В конце концов Андрей с гитарой устроился на стуле у стены, а Зина, к его недовольству, уселась не к нему, а на кушетку рядом с Гильермо, которому и отодвинуться было некуда. В попытке слегка потесниться тот придавил мягкую игрушку, большого непонятного зверя с очень трагическим лицом и лопоухими ушами.

— Это лемур? — Гильермо взял зверя на руки, словно отгораживаясь им от девушки, ища внешнего повода для разговора.

— Как? Кто? Ой, это! — Зина прыснула, как школьница. — Это зверь Чебурашка! Вы что, правда не знаете Чебурашку? У вас в Италии его нету?

— Про него и книжка есть, — объяснила Тома, пока Гильермо дивился грустному взгляду нелепого создания. — Зин, я говорю, что это книжный герой, непонятный зверек, про него есть сказка. И пластинка… И мультфильм…

— Я принесу! — Зина вскочила и через минуту вернулась с блестящей детской книгой. — Видите?
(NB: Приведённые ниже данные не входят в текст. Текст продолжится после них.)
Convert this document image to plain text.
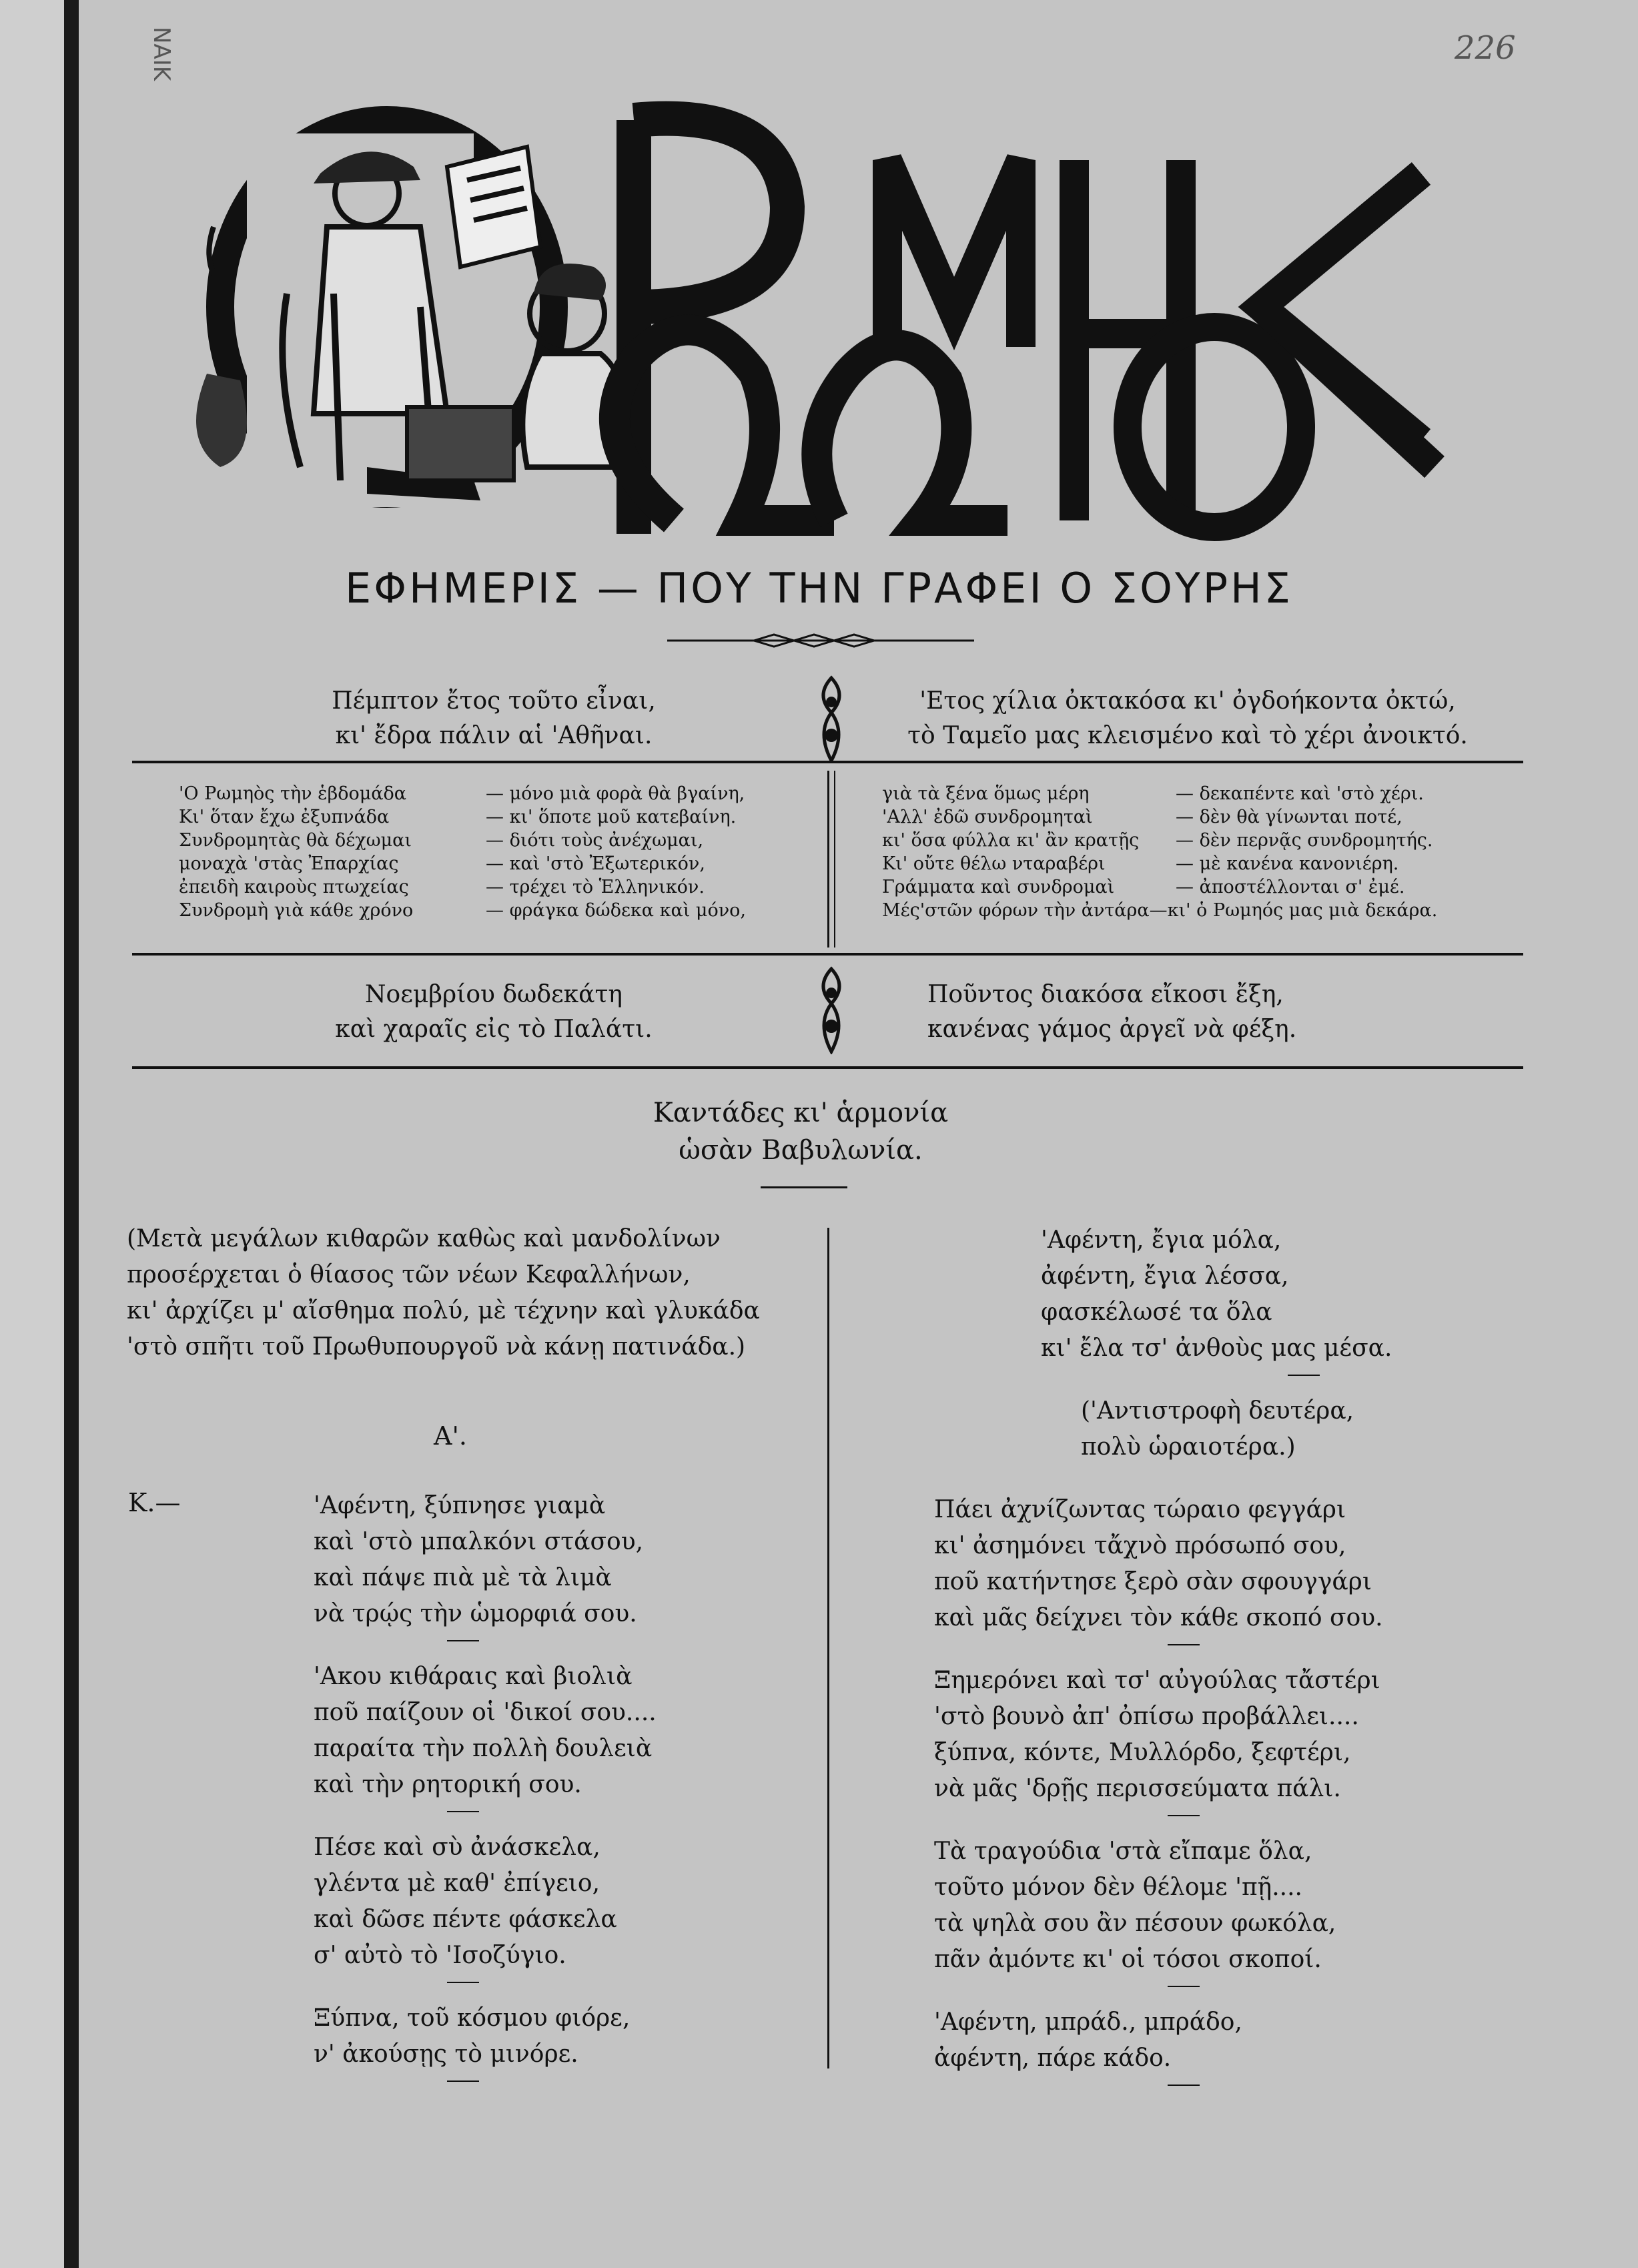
ΝΑΙΚ	226
ΕΦΗΜΕΡΙΣ — ΠΟΥ ΤΗΝ ΓΡΑΦΕΙ Ο ΣΟΥΡΗΣ
Πέμπτον ἔτος τοῦτο εἶναι,
κι' ἔδρα πάλιν αἱ 'Αθῆναι.
'Ετος χίλια ὀκτακόσα κι' ὀγδοήκοντα ὀκτώ,
τὸ Ταμεῖο μας κλεισμένο καὶ τὸ χέρι ἀνοικτό.
'Ο Ρωμηὸς τὴν ἑβδομάδα	— μόνο μιὰ φορὰ θὰ βγαίνη,
Κι' ὅταν ἔχω ἐξυπνάδα	— κι' ὅποτε μοῦ κατεβαίνη.
Συνδρομητὰς θὰ δέχωμαι	— διότι τοὺς ἀνέχωμαι,
μοναχὰ 'στὰς Ἐπαρχίας	— καὶ 'στὸ Ἐξωτερικόν,
ἐπειδὴ καιροὺς πτωχείας	— τρέχει τὸ Ἑλληνικόν.
Συνδρομὴ γιὰ κάθε χρόνο	— φράγκα δώδεκα καὶ μόνο,
γιὰ τὰ ξένα ὅμως μέρη	— δεκαπέντε καὶ 'στὸ χέρι.
'Αλλ' ἐδῶ συνδρομηταὶ	— δὲν θὰ γίνωνται ποτέ,
κι' ὅσα φύλλα κι' ἂν κρατῇς	— δὲν περνᾷς συνδρομητής.
Κι' οὔτε θέλω νταραβέρι	— μὲ κανένα κανονιέρη.
Γράμματα καὶ συνδρομαὶ	— ἀποστέλλονται σ' ἐμέ.
Μές'στῶν φόρων τὴν ἀντάρα—κι' ὁ Ρωμηός μας μιὰ δεκάρα.
Νοεμβρίου δωδεκάτη
καὶ χαραῖς εἰς τὸ Παλάτι.
Ποῦντος διακόσα εἴκοσι ἔξη,
κανένας γάμος ἀργεῖ νὰ φέξη.
Καντάδες κι' ἁρμονία
ὡσὰν Βαβυλωνία.
(Μετὰ μεγάλων κιθαρῶν καθὼς καὶ μανδολίνων
προσέρχεται ὁ θίασος τῶν νέων Κεφαλλήνων,
κι' ἀρχίζει μ' αἴσθημα πολύ, μὲ τέχνην καὶ γλυκάδα
'στὸ σπῆτι τοῦ Πρωθυπουργοῦ νὰ κάνῃ πατινάδα.)
Α'.
Κ.—	'Αφέντη, ξύπνησε γιαμὰ
καὶ 'στὸ μπαλκόνι στάσου,
καὶ πάψε πιὰ μὲ τὰ λιμὰ
νὰ τρῴς τὴν ὡμορφιά σου.
'Ακου κιθάραις καὶ βιολιὰ
ποῦ παίζουν οἱ 'δικοί σου....
παραίτα τὴν πολλὴ δουλειὰ
καὶ τὴν ρητορική σου.
Πέσε καὶ σὺ ἀνάσκελα,
γλέντα μὲ καθ' ἐπίγειο,
καὶ δῶσε πέντε φάσκελα
σ' αὐτὸ τὸ 'Ισοζύγιο.
Ξύπνα, τοῦ κόσμου φιόρε,
ν' ἀκούσῃς τὸ μινόρε.
'Αφέντη, ἔγια μόλα,
ἀφέντη, ἔγια λέσσα,
φασκέλωσέ τα ὅλα
κι' ἔλα τσ' ἀνθοὺς μας μέσα.
('Αντιστροφὴ δευτέρα,
πολὺ ὡραιοτέρα.)
Πάει ἀχνίζωντας τώραιο φεγγάρι
κι' ἀσημόνει τἄχνὸ πρόσωπό σου,
ποῦ κατήντησε ξερὸ σὰν σφουγγάρι
καὶ μᾶς δείχνει τὸν κάθε σκοπό σου.
Ξημερόνει καὶ τσ' αὐγούλας τἄστέρι
'στὸ βουνὸ ἀπ' ὀπίσω προβάλλει....
ξύπνα, κόντε, Μυλλόρδο, ξεφτέρι,
νὰ μᾶς 'δρῇς περισσεύματα πάλι.
Τὰ τραγούδια 'στὰ εἴπαμε ὅλα,
τοῦτο μόνον δὲν θέλομε 'πῇ....
τὰ ψηλὰ σου ἂν πέσουν φωκόλα,
πᾶν ἀμόντε κι' οἱ τόσοι σκοποί.
'Αφέντη, μπράδ., μπράδο,
ἀφέντη, πάρε κάδο.
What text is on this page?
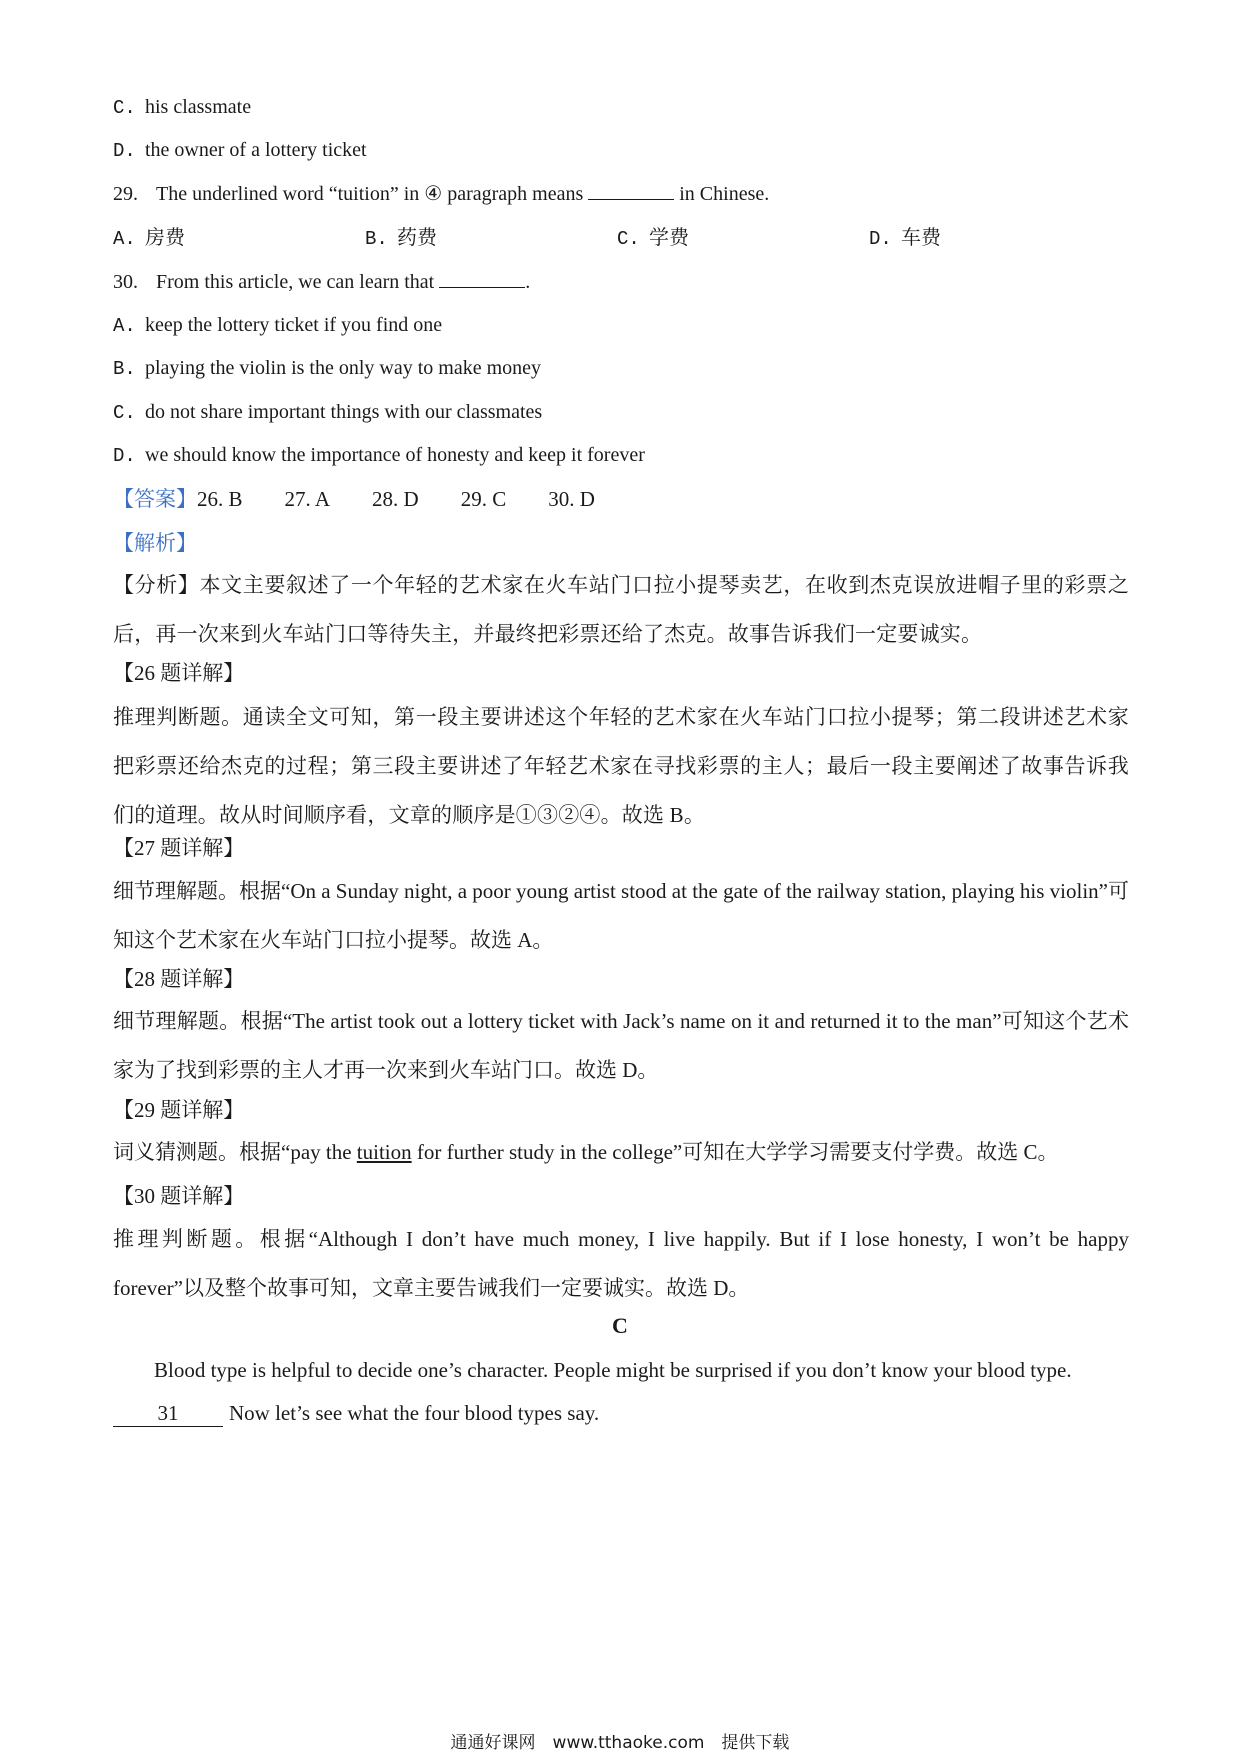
C. his classmate
D. the owner of a lottery ticket
29. The underlined word “tuition” in ④ paragraph means	in Chinese.
A. 房费	B. 药费	C. 学费	D. 车费
30. From this article, we can learn that	.
A. keep the lottery ticket if you find one
B. playing the violin is the only way to make money
C. do not share important things with our classmates
D. we should know the importance of honesty and keep it forever
【答案】26. B 27. A 28. D 29. C 30. D
【解析】
【分析】本文主要叙述了一个年轻的艺术家在火车站门口拉小提琴卖艺，在收到杰克误放进帽子里的彩票之后，再一次来到火车站门口等待失主，并最终把彩票还给了杰克。故事告诉我们一定要诚实。
【26 题详解】
推理判断题。通读全文可知，第一段主要讲述这个年轻的艺术家在火车站门口拉小提琴；第二段讲述艺术家把彩票还给杰克的过程；第三段主要讲述了年轻艺术家在寻找彩票的主人；最后一段主要阐述了故事告诉我们的道理。故从时间顺序看，文章的顺序是①③②④。故选 B。
【27 题详解】
细节理解题。根据“On a Sunday night, a poor young artist stood at the gate of the railway station, playing his violin”可知这个艺术家在火车站门口拉小提琴。故选 A。
【28 题详解】
细节理解题。根据“The artist took out a lottery ticket with Jack’s name on it and returned it to the man”可知这个艺术家为了找到彩票的主人才再一次来到火车站门口。故选 D。
【29 题详解】
词义猜测题。根据“pay the tuition for further study in the college”可知在大学学习需要支付学费。故选 C。
【30 题详解】
推理判断题。根据“Although I don’t have much money, I live happily. But if I lose honesty, I won’t be happy forever”以及整个故事可知，文章主要告诫我们一定要诚实。故选 D。
C
Blood type is helpful to decide one’s character. People might be surprised if you don’t know your blood type.
31 Now let’s see what the four blood types say.
通通好课网　www.tthaoke.com　提供下载
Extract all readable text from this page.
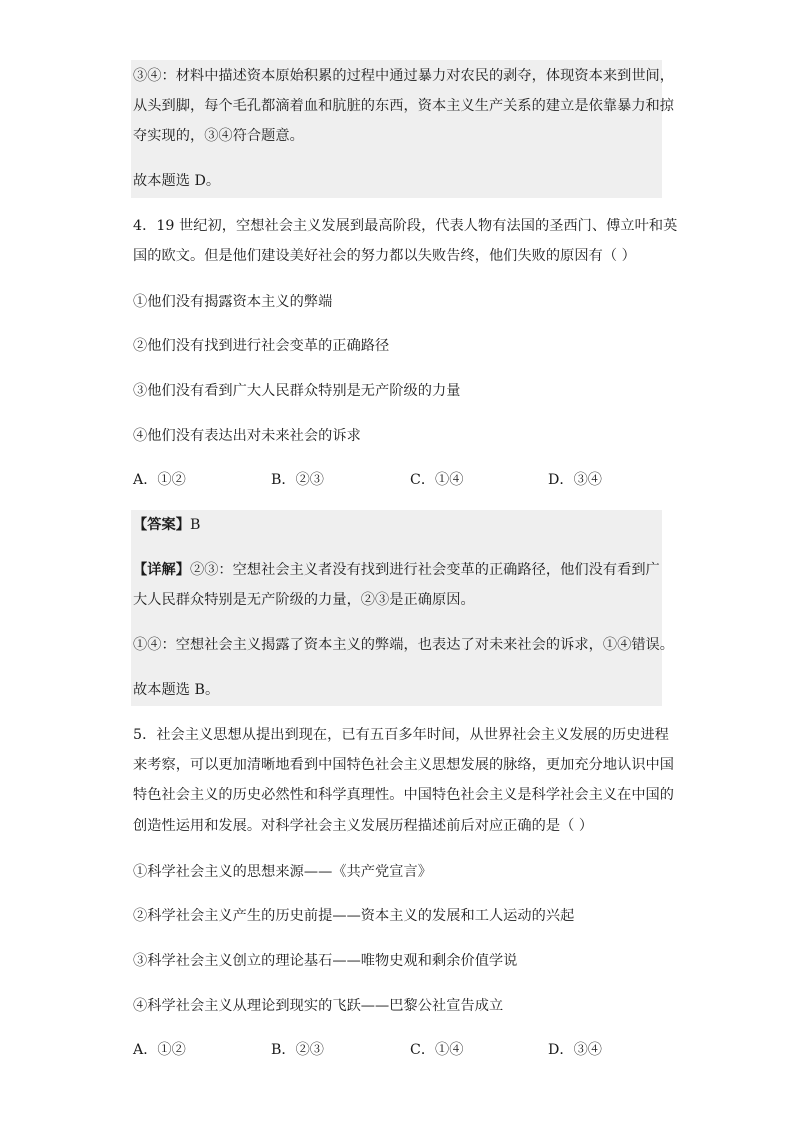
③④：材料中描述资本原始积累的过程中通过暴力对农民的剥夺，体现资本来到世间，
从头到脚，每个毛孔都滴着血和肮脏的东西，资本主义生产关系的建立是依靠暴力和掠
夺实现的，③④符合题意。
故本题选 D。
4．19 世纪初，空想社会主义发展到最高阶段，代表人物有法国的圣西门、傅立叶和英
国的欧文。但是他们建设美好社会的努力都以失败告终，他们失败的原因有（ ）
①他们没有揭露资本主义的弊端
②他们没有找到进行社会变革的正确路径
③他们没有看到广大人民群众特别是无产阶级的力量
④他们没有表达出对未来社会的诉求
A．①②	B．②③	C．①④	D．③④
【答案】B
【详解】②③：空想社会主义者没有找到进行社会变革的正确路径，他们没有看到广
大人民群众特别是无产阶级的力量，②③是正确原因。
①④：空想社会主义揭露了资本主义的弊端，也表达了对未来社会的诉求，①④错误。
故本题选 B。
5．社会主义思想从提出到现在，已有五百多年时间，从世界社会主义发展的历史进程
来考察，可以更加清晰地看到中国特色社会主义思想发展的脉络，更加充分地认识中国
特色社会主义的历史必然性和科学真理性。中国特色社会主义是科学社会主义在中国的
创造性运用和发展。对科学社会主义发展历程描述前后对应正确的是（ ）
①科学社会主义的思想来源——《共产党宣言》
②科学社会主义产生的历史前提——资本主义的发展和工人运动的兴起
③科学社会主义创立的理论基石——唯物史观和剩余价值学说
④科学社会主义从理论到现实的飞跃——巴黎公社宣告成立
A．①②	B．②③	C．①④	D．③④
Вот он нарисован, а это его друг, крокодил Гена. Самый лучший в мире крокодил! Берите на память! Подарок! Гифт! Кадо!

— Не глупи, зачем итальянцам этот хлам, — Андрей, как всегда, старался одернуть свою подругу, ревнуя ее бешеную активность.

— Я немного читаю по-русски, — осторожно признался Марко, с удовольствием листая страницы. Племянники будут довольны!

— Почему он такой грустный? — невпопад спросил Гильермо, обращаясь к Роме как к переводчику. Белый лик Чебурашки в обрамлении обвисших ушей вызывал у него ассоциации с другой игрушкой — с его первым мишкой по имени Рикики, судя по бирке, уроженцем Лионской фабрики игрушек; к Гильермовым шести годам бедняга потерял один стеклянный глаз и получил вместо него блестящую черную пуговицу. Разноглазый мишка вместе с пуговицей приобрел и несказанно грустное, не сказать — трагичное выражение морды, так что Гильермо больше даже не мог с ним толком играть: только жалел, и из жалости укладывал его с собой в кровать, заботливо укрывая одеялом, и почти злился на Рикики за то, что при взгляде на него на глаза наворачивались слезы. Между совсем французским медвежонком и совсем русским зверем Чебурашкой было что-то неуловимо общее — это почти обреченное выражение пластиковых глаз, осознание собственной нелепости, заставлявшее любого совестливого человека мучиться перед игрушкой комплексом вины. Куда же девался в конце концов этот Рикики? Поди вспомни теперь, черное пятно среди многих черных пятен. Коротка человеческая память. В Италию он, конечно же, не поехал, какое там. Еще в Вивьере отец то и дело грозился «вышвырнуть эту рухлядь на помойку», считая, что мишка — недостаточно мужественная игрушка для мальчика старше шести лет… Так исполнил он свою угрозу или нет? Гильермо не мог вспомнить.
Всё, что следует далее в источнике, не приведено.